The Guttmacher Institute reported that, as of April 1, nine restrictive abortion measures already had been enacted at the state level. Since the report was published, Arkansas and Kansas signed two more abortion-related bills. This stands in sharp contrast to this time last year when only three measures had become law.
Nash said that an uptick in successful legislation is common after an election year. This fall, Arkansas and Arizona ushered in two new Republican governors – Arkansas’ Asa Hutchinson and Arizona’s Doug Ducey – who have both signed multiple abortion measures into law in their first 90 days in office. Arkansas, with its five, seemed particularly aggressive; perhaps the Republican-controlled House and Senate were eager for action after eight years of Democratic vetoes under former governor Mike Beebe.
The 2015 salvo is also remarkable because of two first-of-their-kind restrictive bills. On Tuesday, Kansas Gov. Sam Brownback signed a bill banning the most common second-trimester abortion method, which anti-abortion groups call “dismemberment abortions.”

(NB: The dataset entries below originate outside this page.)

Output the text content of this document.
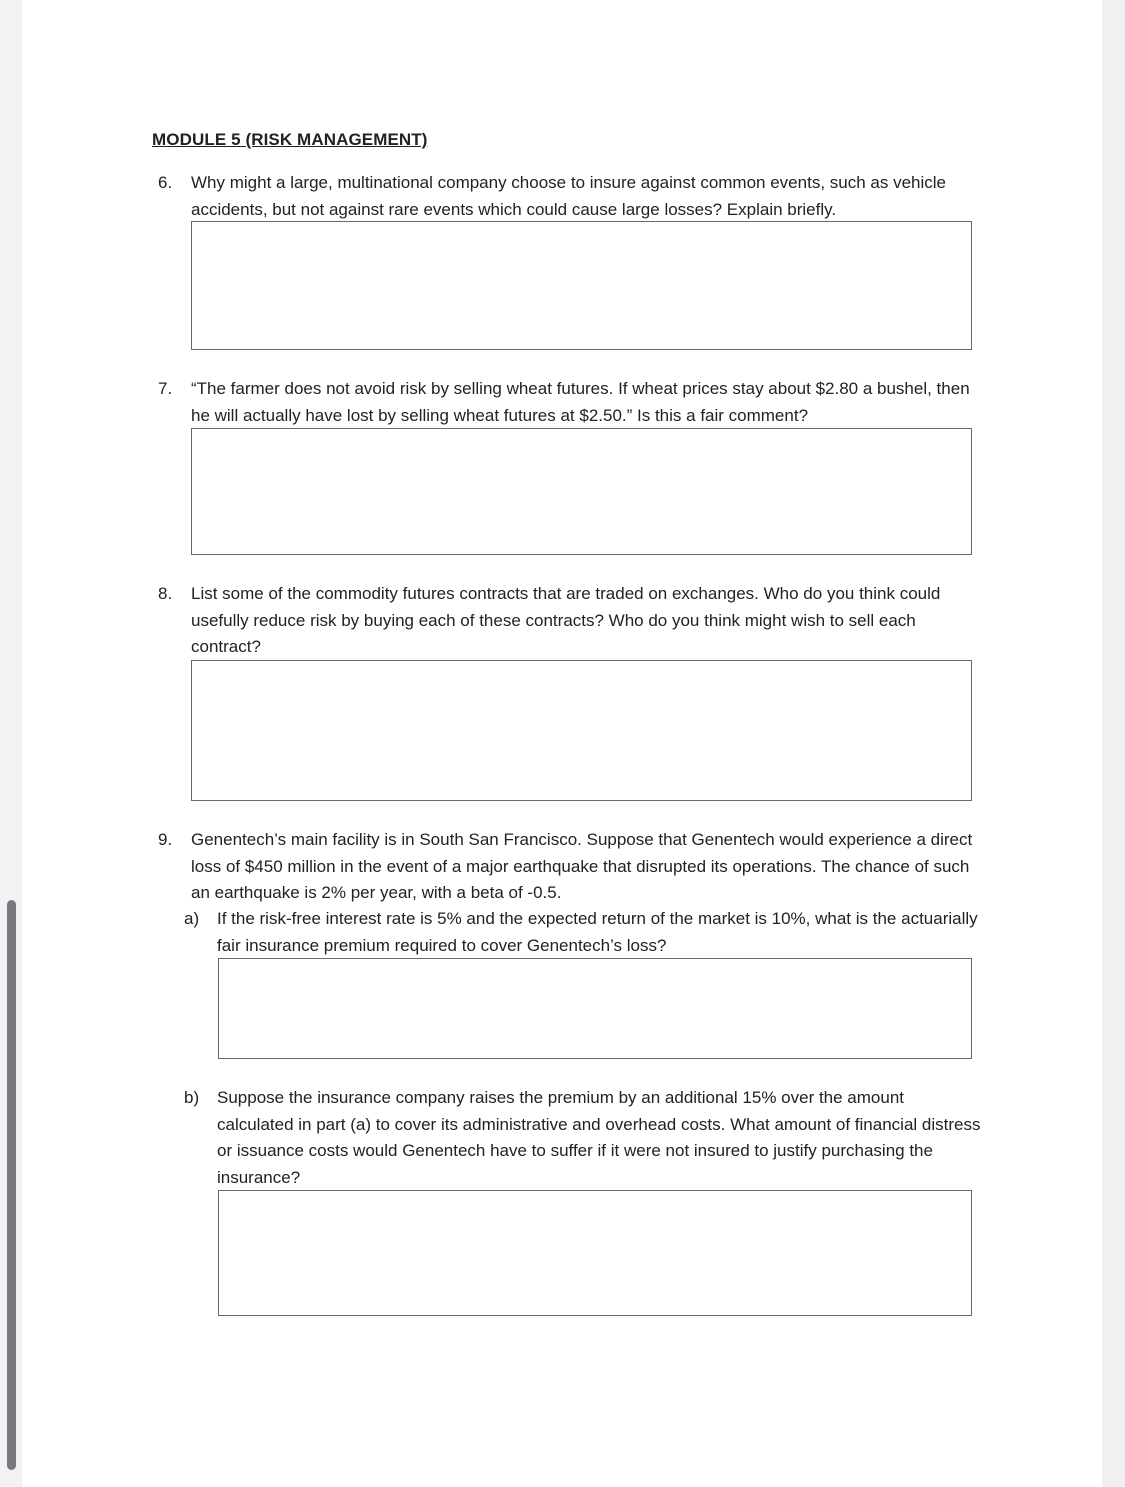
MODULE 5 (RISK MANAGEMENT)
6.	Why might a large, multinational company choose to insure against common events, such as vehicle accidents, but not against rare events which could cause large losses? Explain briefly.
7.	“The farmer does not avoid risk by selling wheat futures. If wheat prices stay about $2.80 a bushel, then he will actually have lost by selling wheat futures at $2.50.” Is this a fair comment?
8.	List some of the commodity futures contracts that are traded on exchanges. Who do you think could usefully reduce risk by buying each of these contracts? Who do you think might wish to sell each contract?
9.	Genentech’s main facility is in South San Francisco. Suppose that Genentech would experience a direct loss of $450 million in the event of a major earthquake that disrupted its operations. The chance of such an earthquake is 2% per year, with a beta of -0.5.
a)	If the risk-free interest rate is 5% and the expected return of the market is 10%, what is the actuarially fair insurance premium required to cover Genentech’s loss?
b)	Suppose the insurance company raises the premium by an additional 15% over the amount calculated in part (a) to cover its administrative and overhead costs. What amount of financial distress or issuance costs would Genentech have to suffer if it were not insured to justify purchasing the insurance?
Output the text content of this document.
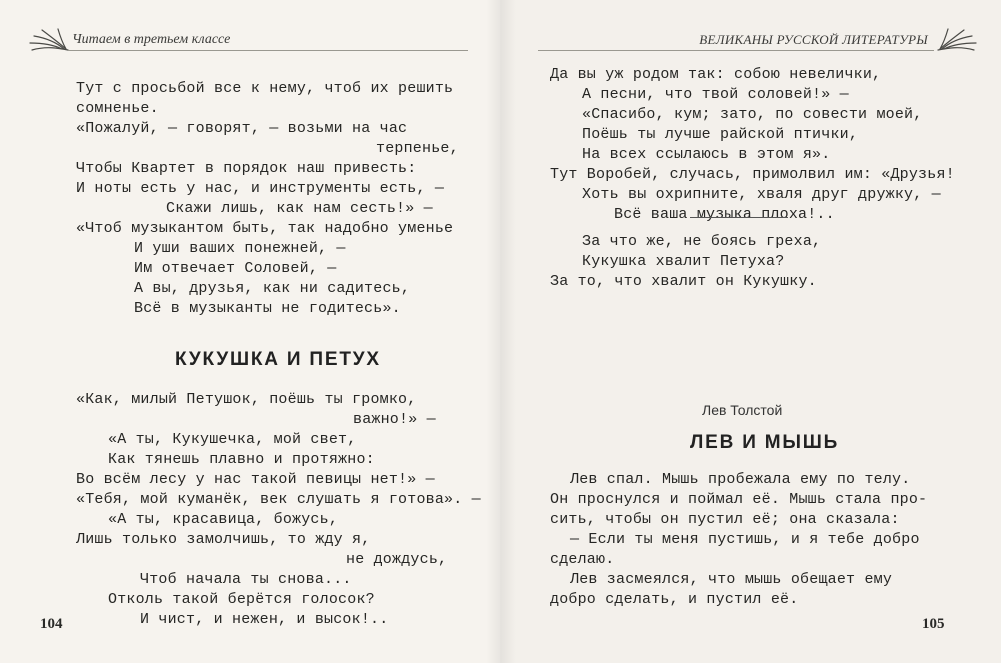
Читаем в третьем классе
Тут с просьбой все к нему, чтоб их решить
сомненье.
«Пожалуй, — говорят, — возьми на час
терпенье,
Чтобы Квартет в порядок наш привесть:
И ноты есть у нас, и инструменты есть, —
Скажи лишь, как нам сесть!» —
«Чтоб музыкантом быть, так надобно уменье
И уши ваших понежней, —
Им отвечает Соловей, —
А вы, друзья, как ни садитесь,
Всё в музыканты не годитесь».
КУКУШКА И ПЕТУХ
«Как, милый Петушок, поёшь ты громко,
важно!» —
«А ты, Кукушечка, мой свет,
Как тянешь плавно и протяжно:
Во всём лесу у нас такой певицы нет!» —
«Тебя, мой куманёк, век слушать я готова». —
«А ты, красавица, божусь,
Лишь только замолчишь, то жду я,
не дождусь,
Чтоб начала ты снова...
Отколь такой берётся голосок?
И чист, и нежен, и высок!..
104
ВЕЛИКАНЫ РУССКОЙ ЛИТЕРАТУРЫ
Да вы уж родом так: собою невелички,
А песни, что твой соловей!» —
«Спасибо, кум; зато, по совести моей,
Поёшь ты лучше райской птички,
На всех ссылаюсь в этом я».
Тут Воробей, случась, примолвил им: «Друзья!
Хоть вы охрипните, хваля друг дружку, —
Всё ваша музыка плоха!..
За что же, не боясь греха,
Кукушка хвалит Петуха?
За то, что хвалит он Кукушку.
Лев Толстой
ЛЕВ И МЫШЬ
Лев спал. Мышь пробежала ему по телу.
Он проснулся и поймал её. Мышь стала про-
сить, чтобы он пустил её; она сказала:
— Если ты меня пустишь, и я тебе добро
сделаю.
Лев засмеялся, что мышь обещает ему
добро сделать, и пустил её.
105
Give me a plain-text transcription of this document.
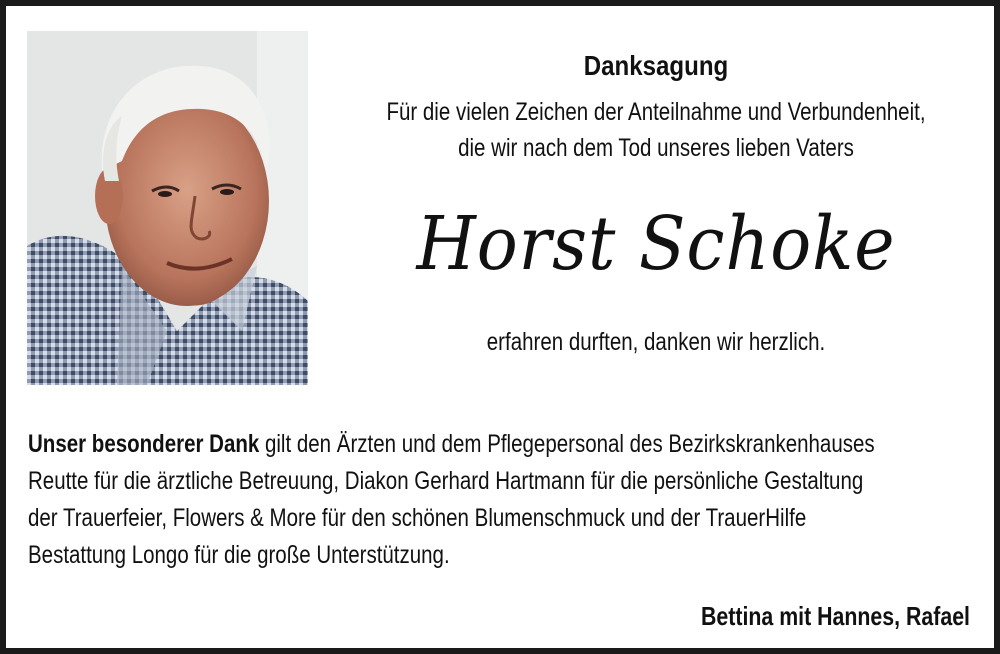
Danksagung
Für die vielen Zeichen der Anteilnahme und Verbundenheit,
die wir nach dem Tod unseres lieben Vaters
Horst Schoke
erfahren durften, danken wir herzlich.
Unser besonderer Dank gilt den Ärzten und dem Pflegepersonal des Bezirkskrankenhauses
Reutte für die ärztliche Betreuung, Diakon Gerhard Hartmann für die persönliche Gestaltung
der Trauerfeier, Flowers & More für den schönen Blumenschmuck und der TrauerHilfe
Bestattung Longo für die große Unterstützung.
Bettina mit Hannes, Rafael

“The Unborn Child Protection From Dismemberment Abortion Act is the first of what we hope will be many laws banning dismemberment abortions,” National Right to Life President Carol Tobias said in a statement. “This law has the power to transform the landscape of abortion policy in the United States.”
Similar bills, inspired by model legislation from National Right to Life, have been filed in Missouri and South Carolina. Oklahoma’s iteration is waiting on a signature from Gov. Mary Fallin.
A second pioneering restriction has been enacted in Arizona and Arkansas which requires providers to inform women that abortions can be reversed. According to a case study by Dr. George Delgado, medical director of the Culture of Life Family Services in San Diego, taking progesterone can reverse a medication-induced abortion.
The bill’s supporters say it will give women as much information as possible. Critics say that it turns women into test subjects for a largely disputed method.
“We’d never seen language like this before,” Nash said. “Abortion counseling has been used as a vehicle to promote misleading and inaccurate information, and this is the newest way that we’re seeing that happen.”
But although these approaches are new, the motive is not. By not reinventing the wheel, it makes it easier for abortion opponents to further legislate abortions.
“So many restrictions have been adopted over the past four years that what we see now, often times, are bills that look at existing restrictions to make them more burdensome,” Nash said. “Part of some of the rhetoric is, ‘Well, we already require abortion counseling. This is just one more piece of information.’ It makes it sound benign when it’s not.”
The assault on abortion access has been nearly constant in the last four years. But with a midterm push and a few new tricks, the 2015 battles could be more detrimental.